Three years ago I lamented on my bedroom, bathroom, kitchen, whole-house floor over my little boy who I was told probably had autism. I lamented over how unqualified I felt – how helpless. I lamented over all that I thought he would miss. I lamented over lack of resources to do anything about this. I lamented…I sowed in tears…and three years later I’m still sowing, yes, but I’ve also harvested! Timothy is His; I trust Him with His creation – His son. He never made a mistake with Timothy. He lacks nothing and hold nothing back from this little boys future in Him!
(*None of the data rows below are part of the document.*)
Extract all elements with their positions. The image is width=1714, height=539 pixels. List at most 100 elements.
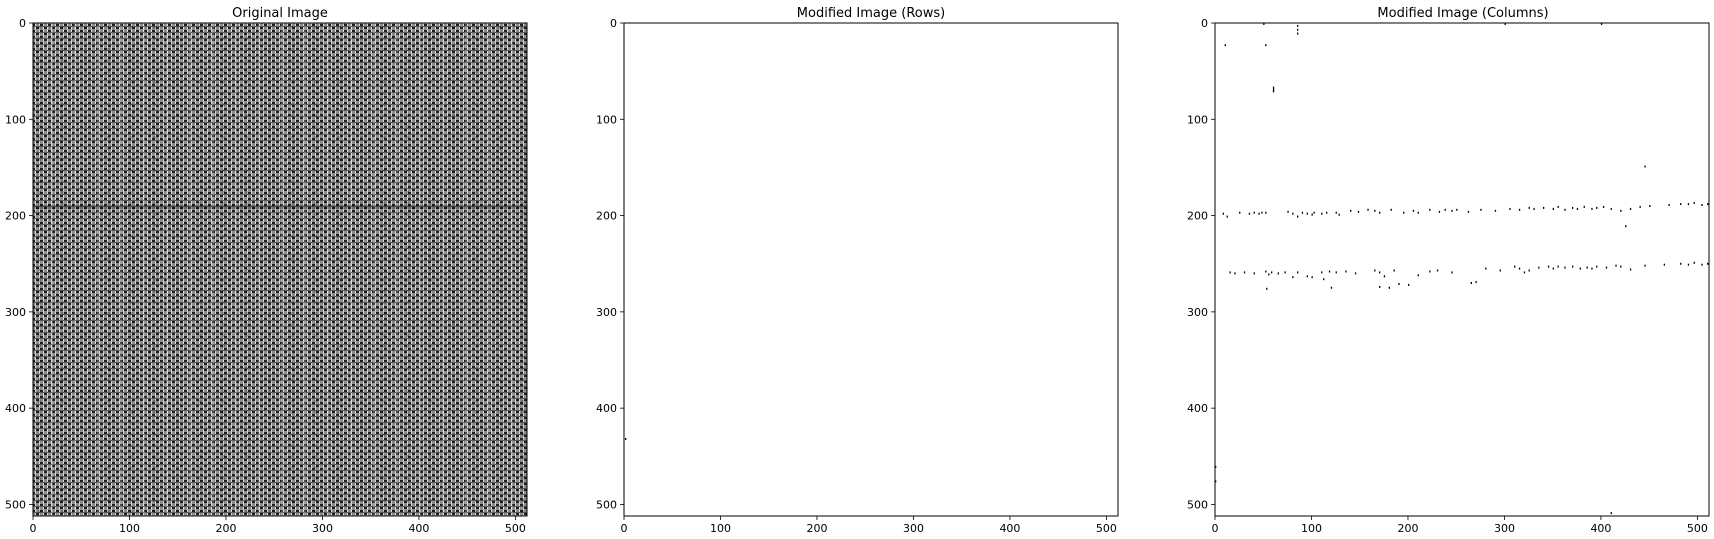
x-tick-label-columns-4: 400 — [1590, 522, 1611, 535]
image-area-original — [33, 23, 527, 516]
mark-columns-101 — [1436, 269, 1439, 272]
original-texture-variation — [33, 23, 527, 516]
mark-columns-122 — [1620, 265, 1622, 268]
mark-columns-11 — [1644, 165, 1646, 168]
x-tick-label-rows-2: 200 — [806, 522, 827, 535]
mark-columns-6 — [1224, 44, 1226, 47]
mark-columns-123 — [1629, 268, 1632, 271]
mark-columns-92 — [1354, 272, 1357, 275]
mark-columns-20 — [1265, 211, 1267, 214]
mark-columns-95 — [1383, 275, 1386, 278]
mark-columns-131 — [1266, 287, 1268, 290]
mark-columns-4 — [1504, 23, 1506, 25]
y-tick-label-original-0: 0 — [19, 17, 26, 30]
y-tick-label-columns-0: 0 — [1201, 17, 1208, 30]
mark-columns-89 — [1328, 270, 1331, 273]
mark-columns-48 — [1494, 209, 1497, 212]
mark-columns-116 — [1579, 267, 1581, 270]
y-tick-label-original-2: 200 — [5, 210, 26, 223]
y-tick-label-columns-4: 400 — [1187, 402, 1208, 415]
mark-columns-56 — [1564, 208, 1566, 211]
mark-columns-67 — [1649, 205, 1651, 207]
mark-columns-93 — [1374, 269, 1376, 272]
mark-columns-124 — [1644, 264, 1646, 267]
mark-columns-59 — [1583, 205, 1585, 208]
y-tick-label-rows-5: 500 — [596, 498, 617, 511]
y-ticks-columns: 0 100 200 300 400 500 — [1187, 17, 1215, 511]
mark-columns-94 — [1379, 271, 1381, 274]
mark-columns-82 — [1284, 271, 1286, 274]
mark-columns-64 — [1620, 209, 1622, 212]
mark-columns-129 — [1701, 263, 1703, 266]
mark-columns-17 — [1253, 211, 1255, 214]
mark-columns-54 — [1552, 207, 1554, 210]
x-tick-label-columns-3: 300 — [1494, 522, 1515, 535]
mark-columns-96 — [1393, 269, 1395, 272]
mark-columns-7 — [1265, 44, 1267, 47]
mark-columns-24 — [1301, 211, 1304, 214]
mark-columns-26 — [1311, 213, 1313, 216]
mark-columns-44 — [1451, 209, 1453, 212]
y-tick-label-rows-2: 200 — [596, 210, 617, 223]
mark-columns-100 — [1429, 270, 1431, 273]
x-tick-label-rows-3: 300 — [903, 522, 924, 535]
mark-columns-1 — [1297, 24, 1299, 27]
mark-columns-31 — [1338, 213, 1340, 216]
x-tick-label-original-0: 0 — [30, 522, 37, 535]
mark-columns-38 — [1403, 211, 1405, 214]
x-tick-label-original-5: 500 — [505, 522, 526, 535]
x-tick-label-columns-5: 500 — [1687, 522, 1708, 535]
mark-columns-138 — [1610, 512, 1612, 515]
mark-columns-60 — [1591, 207, 1593, 210]
mark-columns-105 — [1499, 269, 1501, 272]
mark-columns-62 — [1602, 205, 1605, 208]
y-ticks-rows: 0 100 200 300 400 500 — [596, 17, 624, 511]
x-tick-label-original-4: 400 — [408, 522, 429, 535]
mark-columns-119 — [1596, 265, 1598, 268]
panel-rows: Modified Image (Rows) 0 100 200 300 400 500 0… — [596, 6, 1119, 535]
mark-columns-103 — [1470, 282, 1472, 284]
mark-columns-22 — [1292, 212, 1294, 215]
mark-columns-106 — [1514, 265, 1516, 268]
x-tick-label-rows-1: 100 — [710, 522, 731, 535]
marks-columns — [1215, 23, 1709, 515]
mark-columns-37 — [1390, 208, 1392, 211]
mark-columns-98 — [1408, 283, 1410, 286]
y-tick-label-original-1: 100 — [5, 113, 26, 126]
mark-columns-47 — [1480, 208, 1482, 211]
mark-columns-90 — [1335, 271, 1337, 274]
x-tick-label-columns-2: 200 — [1397, 522, 1418, 535]
mark-columns-121 — [1615, 264, 1617, 267]
mark-columns-126 — [1680, 262, 1682, 265]
mark-columns-49 — [1509, 207, 1511, 210]
mark-columns-70 — [1687, 203, 1690, 206]
mark-columns-86 — [1311, 276, 1313, 279]
mark-columns-128 — [1693, 261, 1695, 264]
mark-columns-50 — [1518, 208, 1521, 211]
panel-original-title: Original Image — [232, 6, 328, 21]
mark-columns-65 — [1629, 207, 1632, 210]
x-tick-label-original-1: 100 — [119, 522, 140, 535]
mark-columns-68 — [1668, 204, 1670, 206]
mark-columns-97 — [1398, 283, 1400, 285]
mark-columns-0 — [1263, 23, 1265, 25]
mark-columns-63 — [1610, 207, 1612, 210]
x-tick-label-rows-4: 400 — [999, 522, 1020, 535]
mark-columns-137 — [1215, 480, 1217, 483]
mark-columns-117 — [1586, 266, 1588, 269]
mark-columns-80 — [1271, 271, 1273, 274]
mark-columns-102 — [1451, 271, 1453, 274]
x-ticks-columns: 0 100 200 300 400 500 — [1212, 516, 1708, 535]
mark-columns-107 — [1518, 267, 1521, 270]
mark-columns-35 — [1374, 209, 1376, 212]
mark-columns-111 — [1547, 265, 1550, 268]
mark-columns-85 — [1306, 275, 1308, 278]
mark-columns-81 — [1277, 272, 1279, 275]
mark-columns-12 — [1625, 225, 1627, 228]
mark-columns-77 — [1253, 272, 1255, 275]
mark-columns-61 — [1596, 206, 1598, 209]
mark-columns-72 — [1701, 204, 1703, 206]
mark-columns-25 — [1306, 212, 1308, 215]
y-tick-label-rows-3: 300 — [596, 306, 617, 319]
mark-columns-58 — [1576, 207, 1579, 210]
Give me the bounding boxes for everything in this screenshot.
the feeling of joy begins in the action of thanksgiving…joy comes from the place of the very presence of God…I will fight for this: “I will take joy” (Habakkuk 3:18)
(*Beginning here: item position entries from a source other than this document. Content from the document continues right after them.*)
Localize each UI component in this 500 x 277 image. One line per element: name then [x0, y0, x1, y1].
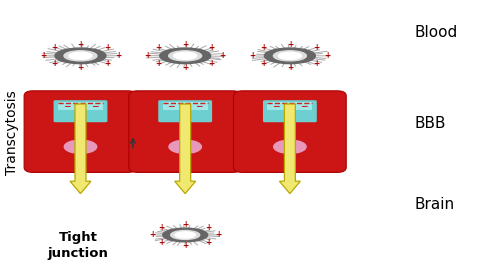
Ellipse shape — [274, 51, 306, 61]
Text: +: + — [324, 51, 330, 60]
Text: +: + — [182, 241, 188, 250]
Text: +: + — [208, 60, 215, 68]
Ellipse shape — [174, 52, 197, 59]
FancyBboxPatch shape — [24, 91, 137, 172]
Text: +: + — [115, 51, 121, 60]
Ellipse shape — [175, 232, 196, 238]
Text: −: − — [182, 102, 189, 111]
Text: Tight
junction: Tight junction — [48, 232, 108, 260]
Text: +: + — [104, 43, 110, 52]
Bar — [58, 102, 103, 110]
Text: +: + — [182, 40, 188, 49]
Text: +: + — [206, 223, 212, 232]
Bar — [268, 102, 312, 110]
Ellipse shape — [274, 140, 306, 153]
Text: +: + — [156, 60, 162, 68]
Text: +: + — [249, 51, 256, 60]
Text: +: + — [156, 43, 162, 52]
Text: +: + — [158, 238, 165, 247]
Text: +: + — [104, 60, 110, 68]
Text: +: + — [287, 63, 293, 72]
Text: +: + — [314, 60, 320, 68]
FancyBboxPatch shape — [122, 113, 144, 150]
FancyBboxPatch shape — [54, 100, 108, 122]
Text: −: − — [168, 102, 175, 111]
Text: −: − — [286, 102, 294, 111]
Ellipse shape — [64, 51, 97, 61]
Text: +: + — [144, 51, 150, 60]
FancyBboxPatch shape — [226, 113, 248, 150]
Text: +: + — [314, 43, 320, 52]
FancyArrow shape — [70, 104, 91, 194]
Ellipse shape — [55, 48, 106, 64]
Text: +: + — [220, 51, 226, 60]
Text: +: + — [182, 63, 188, 72]
Text: Blood: Blood — [414, 25, 458, 40]
FancyArrow shape — [174, 104, 196, 194]
FancyBboxPatch shape — [263, 100, 317, 122]
Text: BBB: BBB — [414, 116, 446, 131]
FancyBboxPatch shape — [234, 91, 346, 172]
Text: −: − — [272, 102, 280, 111]
Ellipse shape — [69, 52, 92, 59]
Text: −: − — [90, 102, 98, 111]
Text: +: + — [206, 238, 212, 247]
Text: −: − — [196, 102, 203, 111]
Text: +: + — [287, 40, 293, 49]
Ellipse shape — [160, 48, 210, 64]
FancyArrow shape — [280, 104, 300, 194]
Text: −: − — [76, 102, 84, 111]
Ellipse shape — [163, 228, 208, 242]
Text: +: + — [78, 63, 84, 72]
Ellipse shape — [169, 140, 202, 153]
Text: +: + — [215, 230, 222, 239]
Ellipse shape — [264, 48, 316, 64]
FancyBboxPatch shape — [158, 100, 212, 122]
Text: Transcytosis: Transcytosis — [4, 91, 18, 175]
Text: −: − — [300, 102, 308, 111]
Text: +: + — [260, 43, 266, 52]
FancyBboxPatch shape — [129, 91, 242, 172]
Text: −: − — [63, 102, 70, 111]
Text: +: + — [260, 60, 266, 68]
Text: +: + — [51, 43, 57, 52]
Text: Brain: Brain — [414, 197, 455, 212]
Ellipse shape — [170, 230, 200, 239]
Text: +: + — [51, 60, 57, 68]
Text: +: + — [208, 43, 215, 52]
Bar — [162, 102, 208, 110]
Text: +: + — [149, 230, 155, 239]
Text: +: + — [158, 223, 165, 232]
Ellipse shape — [278, 52, 301, 59]
Text: +: + — [40, 51, 46, 60]
Text: +: + — [182, 220, 188, 229]
Ellipse shape — [168, 51, 202, 61]
Text: +: + — [78, 40, 84, 49]
Ellipse shape — [64, 140, 96, 153]
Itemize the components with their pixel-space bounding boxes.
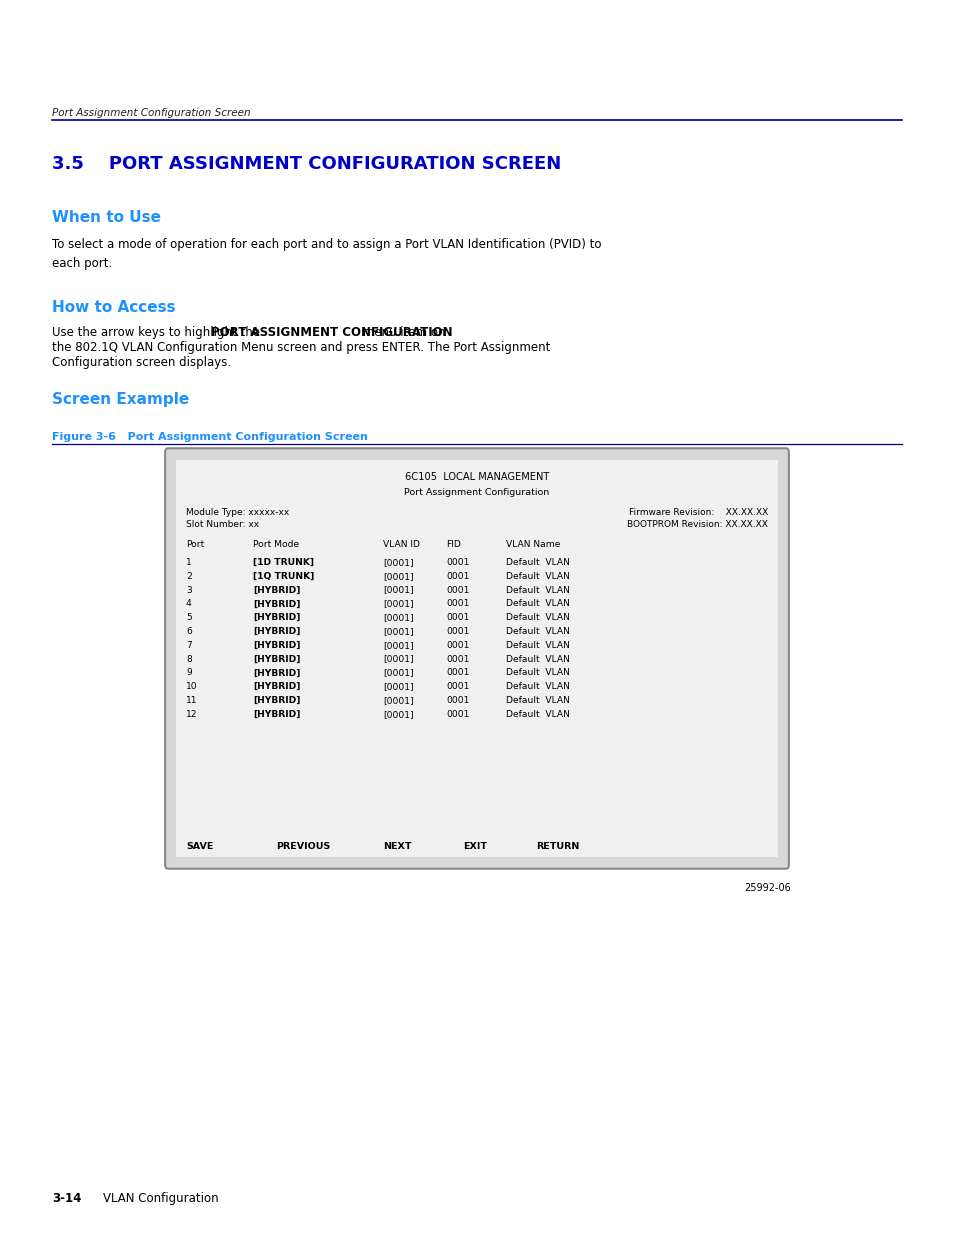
Text: 7: 7 (186, 641, 192, 650)
Text: [1Q TRUNK]: [1Q TRUNK] (253, 572, 314, 580)
Text: 3: 3 (186, 585, 192, 594)
Text: [HYBRID]: [HYBRID] (253, 710, 300, 719)
Text: VLAN Name: VLAN Name (505, 540, 559, 550)
Text: 0001: 0001 (446, 641, 469, 650)
Text: Slot Number: xx: Slot Number: xx (186, 520, 259, 529)
Text: [0001]: [0001] (382, 655, 414, 663)
Text: Default  VLAN: Default VLAN (505, 558, 569, 567)
Text: 9: 9 (186, 668, 192, 678)
Text: 3-14: 3-14 (52, 1192, 81, 1205)
Text: Firmware Revision:    XX.XX.XX: Firmware Revision: XX.XX.XX (628, 508, 767, 517)
Text: 0001: 0001 (446, 558, 469, 567)
Text: Figure 3-6   Port Assignment Configuration Screen: Figure 3-6 Port Assignment Configuration… (52, 432, 368, 442)
Text: 6C105  LOCAL MANAGEMENT: 6C105 LOCAL MANAGEMENT (404, 472, 549, 482)
Text: PREVIOUS: PREVIOUS (275, 842, 330, 851)
Text: Port Mode: Port Mode (253, 540, 299, 550)
FancyBboxPatch shape (175, 459, 778, 857)
Text: Port Assignment Configuration: Port Assignment Configuration (404, 488, 549, 496)
Text: When to Use: When to Use (52, 210, 161, 225)
Text: 0001: 0001 (446, 614, 469, 622)
Text: Default  VLAN: Default VLAN (505, 697, 569, 705)
Text: [HYBRID]: [HYBRID] (253, 627, 300, 636)
Text: VLAN Configuration: VLAN Configuration (103, 1192, 218, 1205)
Text: Default  VLAN: Default VLAN (505, 599, 569, 609)
Text: the 802.1Q VLAN Configuration Menu screen and press ENTER. The Port Assignment: the 802.1Q VLAN Configuration Menu scree… (52, 341, 550, 354)
Text: RETURN: RETURN (536, 842, 578, 851)
Text: [0001]: [0001] (382, 614, 414, 622)
Text: EXIT: EXIT (462, 842, 486, 851)
Text: SAVE: SAVE (186, 842, 213, 851)
Text: [0001]: [0001] (382, 558, 414, 567)
Text: BOOTPROM Revision: XX.XX.XX: BOOTPROM Revision: XX.XX.XX (626, 520, 767, 529)
Text: [HYBRID]: [HYBRID] (253, 655, 300, 663)
Text: Use the arrow keys to highlight the: Use the arrow keys to highlight the (52, 326, 263, 338)
Text: 0001: 0001 (446, 682, 469, 692)
Text: menu item on: menu item on (358, 326, 445, 338)
Text: VLAN ID: VLAN ID (382, 540, 419, 550)
Text: Default  VLAN: Default VLAN (505, 668, 569, 678)
Text: To select a mode of operation for each port and to assign a Port VLAN Identifica: To select a mode of operation for each p… (52, 238, 601, 270)
Text: 0001: 0001 (446, 585, 469, 594)
Text: Default  VLAN: Default VLAN (505, 641, 569, 650)
Text: Default  VLAN: Default VLAN (505, 614, 569, 622)
Text: Port Assignment Configuration Screen: Port Assignment Configuration Screen (52, 107, 251, 119)
Text: [0001]: [0001] (382, 572, 414, 580)
Text: Default  VLAN: Default VLAN (505, 627, 569, 636)
Text: 0001: 0001 (446, 710, 469, 719)
Text: 11: 11 (186, 697, 197, 705)
Text: 3.5    PORT ASSIGNMENT CONFIGURATION SCREEN: 3.5 PORT ASSIGNMENT CONFIGURATION SCREEN (52, 156, 560, 173)
Text: 12: 12 (186, 710, 197, 719)
Text: PORT ASSIGNMENT CONFIGURATION: PORT ASSIGNMENT CONFIGURATION (211, 326, 453, 338)
Text: How to Access: How to Access (52, 300, 175, 315)
Text: 25992-06: 25992-06 (743, 883, 790, 893)
Text: [HYBRID]: [HYBRID] (253, 599, 300, 609)
Text: 0001: 0001 (446, 655, 469, 663)
Text: [0001]: [0001] (382, 627, 414, 636)
Text: Default  VLAN: Default VLAN (505, 682, 569, 692)
Text: [0001]: [0001] (382, 668, 414, 678)
Text: 1: 1 (186, 558, 192, 567)
Text: 0001: 0001 (446, 572, 469, 580)
Text: 0001: 0001 (446, 627, 469, 636)
Text: 10: 10 (186, 682, 197, 692)
Text: 4: 4 (186, 599, 192, 609)
Text: [0001]: [0001] (382, 697, 414, 705)
Text: 0001: 0001 (446, 668, 469, 678)
Text: Default  VLAN: Default VLAN (505, 655, 569, 663)
Text: NEXT: NEXT (382, 842, 411, 851)
Text: [HYBRID]: [HYBRID] (253, 668, 300, 678)
Text: 5: 5 (186, 614, 192, 622)
Text: Module Type: xxxxx-xx: Module Type: xxxxx-xx (186, 508, 289, 517)
Text: 0001: 0001 (446, 599, 469, 609)
Text: 0001: 0001 (446, 697, 469, 705)
Text: [HYBRID]: [HYBRID] (253, 641, 300, 650)
Text: 6: 6 (186, 627, 192, 636)
Text: [HYBRID]: [HYBRID] (253, 614, 300, 622)
Text: [1D TRUNK]: [1D TRUNK] (253, 558, 314, 567)
Text: Screen Example: Screen Example (52, 391, 189, 408)
Text: Port: Port (186, 540, 204, 550)
FancyBboxPatch shape (165, 448, 788, 868)
Text: [0001]: [0001] (382, 682, 414, 692)
Text: FID: FID (446, 540, 460, 550)
Text: [0001]: [0001] (382, 585, 414, 594)
Text: [HYBRID]: [HYBRID] (253, 585, 300, 594)
Text: [0001]: [0001] (382, 641, 414, 650)
Text: [HYBRID]: [HYBRID] (253, 682, 300, 692)
Text: 2: 2 (186, 572, 192, 580)
Text: [HYBRID]: [HYBRID] (253, 697, 300, 705)
Text: Default  VLAN: Default VLAN (505, 585, 569, 594)
Text: Default  VLAN: Default VLAN (505, 710, 569, 719)
Text: Configuration screen displays.: Configuration screen displays. (52, 356, 231, 369)
Text: [0001]: [0001] (382, 710, 414, 719)
Text: [0001]: [0001] (382, 599, 414, 609)
Text: 8: 8 (186, 655, 192, 663)
Text: Default  VLAN: Default VLAN (505, 572, 569, 580)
“No man can live without joy” is what Thomas Aquinas wrote. And I confess, it is true, I have known many dead waiting to die.
I have been that. Dead though moving. Hollow. Without not because He didn’t give or offer but because I refused to see – to accept. To fight for joy is this new thing for me. I’ve heard of fighting for the one you love or fighting for your freedom or even fighting to reach your goal. I guess I never realized Joy was all those things…the One I love, my Freedom, my Goal…my God. I’ve never described myself as a fighter…a struggler maybe. I want to do this, though…learn to fight.
Dare I ask what I think I deserve?
The world tells us if we do this or that or don’t do this or that, that we should receive something in return…we deserve it. I’ve lived like that before. Trying to be so good, so kind, so obedient…hoping for the “yes’s” in life. I tried not to think I was going to get anything good so as not to jinx it. Good came and so did the bad. I seemed to make little difference where that was concerned. Why do bad things happen to good people? Who is good, though? Jesus gave only One that recognition.
I had thought joy’s flame needed protecting…Flames need oxygen to light.
Let go of trying to do, let go of trying to control…let go of my own way, let go of my own fears. Let God blow His wind, His trials, oxygen for joy’s fire. Leave the hand open and be. Be at peace. Bend the knee and be small and let God give what God chooses to give because He only give love and whisper surprised thanks…Fullness of joy is discovered only in the emptying of will…
It’s not about making sure my day goes according to plan or that the house stays neat. It’s not about kids’ toys staying in their rooms or crumbs staying off the counters. It’s not about easy-going days or big trips or complete health. It’s about God…His love for me…my love for Him.
I hadn’t known that joy meant dying.
Joy – it’s always obedience…This is the way a body and a mouth say thank you: Thy will be done.
Dying to self. Living to Him. Letting go of living in want, and recognizing the gifts. A life not about seeking my will but “Thy will”. To refuse to move out of His presence, even if that means He means to stay in the hard and do the hard. I will do the hard or the easy but I will not do without Him! without JOY!